I used to could just walk into a mall, find what I was looking for, purchase it and then leave satisfied knowing that I just “owned” that mall and destroyed it with my unheard of male mall moxie.
I went to the mall today and tried on no less that 15 shirts. My arms are big and so are my shoulders, no brag just fact. My waste is getting smaller and that means that I need shirts that are tapered or else the shirts are all billowy around the waste and when you have worked hard to lose said waist then the last thing you want is voluminous amounts of materials draping around your midsection.
Then while in Collin Creek Mall I could NOT FIND THE BATHROOM! I am serious. I actually went to the mall directory thing and found the little restroom sign and still couldn’t find it. Livid I went back into Foley’s and asked them if they had a bathroom and I finally got to use it.

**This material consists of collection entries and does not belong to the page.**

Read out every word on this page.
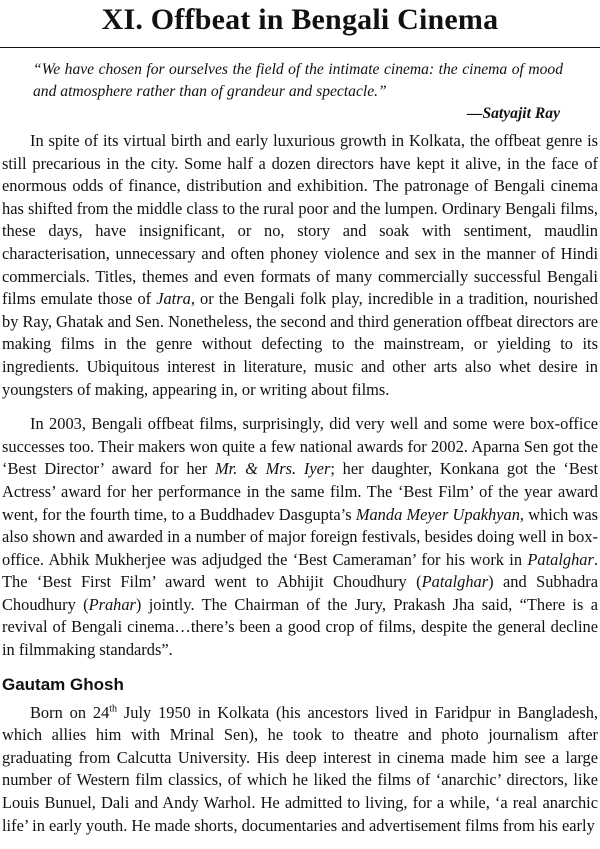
XI. Offbeat in Bengali Cinema
“We have chosen for ourselves the field of the intimate cinema: the cinema of mood and atmosphere rather than of grandeur and spectacle.”
—Satyajit Ray

In spite of its virtual birth and early luxurious growth in Kolkata, the offbeat genre is still precarious in the city. Some half a dozen directors have kept it alive, in the face of enormous odds of finance, distribution and exhibition. The patronage of Bengali cinema has shifted from the middle class to the rural poor and the lumpen. Ordinary Bengali films, these days, have insignificant, or no, story and soak with sentiment, maudlin characterisation, unnecessary and often phoney violence and sex in the manner of Hindi commercials. Titles, themes and even formats of many commercially successful Bengali films emulate those of Jatra, or the Bengali folk play, incredible in a tradition, nourished by Ray, Ghatak and Sen. Nonetheless, the second and third generation offbeat directors are making films in the genre without defecting to the mainstream, or yielding to its ingredients. Ubiquitous interest in literature, music and other arts also whet desire in youngsters of making, appearing in, or writing about films.

In 2003, Bengali offbeat films, surprisingly, did very well and some were box-office successes too. Their makers won quite a few national awards for 2002. Aparna Sen got the ‘Best Director’ award for her Mr. & Mrs. Iyer; her daughter, Konkana got the ‘Best Actress’ award for her performance in the same film. The ‘Best Film’ of the year award went, for the fourth time, to a Buddhadev Dasgupta’s Manda Meyer Upakhyan, which was also shown and awarded in a number of major foreign festivals, besides doing well in box-office. Abhik Mukherjee was adjudged the ‘Best Cameraman’ for his work in Patalghar. The ‘Best First Film’ award went to Abhijit Choudhury (Patalghar) and Subhadra Choudhury (Prahar) jointly. The Chairman of the Jury, Prakash Jha said, “There is a revival of Bengali cinema…there’s been a good crop of films, despite the general decline in filmmaking standards”.

Gautam Ghosh

Born on 24th July 1950 in Kolkata (his ancestors lived in Faridpur in Bangladesh, which allies him with Mrinal Sen), he took to theatre and photo journalism after graduating from Calcutta University. His deep interest in cinema made him see a large number of Western film classics, of which he liked the films of ‘anarchic’ directors, like Louis Bunuel, Dali and Andy Warhol. He admitted to living, for a while, ‘a real anarchic life’ in early youth. He made shorts, documentaries and advertisement films from his early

Note to self, do not drink a 44 oz glass of water before you go to the mall to try on 15 shirts.
As I was leaving the mall I would have bet my left you know what on the fact that I had entered through Foley’s. I came out of Foley’s and looked EVERYWHERE for my truck. After multiple attempts to find it I started to panic. I almost called 911 when I remembered that the doors that I entered through didn’t look like Foley’s doors, they were much smaller and less trendy. I had entered through Mervyn’s! I don’t even like Mervyn’s how was that possible?
Thanking the Lord above that I didn’t call 911 and subsequently look like a stupid fool I hopped in my truck and realized that someone has apparently stolen my Mall Moxie much like Fat Bstrd stole Austin Powers’ Mojo.
Have I crossed a point of no return? Have I swam in this pool of bachelorhood for so long that there is no going back to the safety of the metrosexual shores?
I used to love going to the mall and shopping. What is happening to me!? What pray tell is happening to me!!!!! (eddo falls on his knees looks to the sky while the sky darkens, rain falls, and thunder and lightning stike. and… scene.)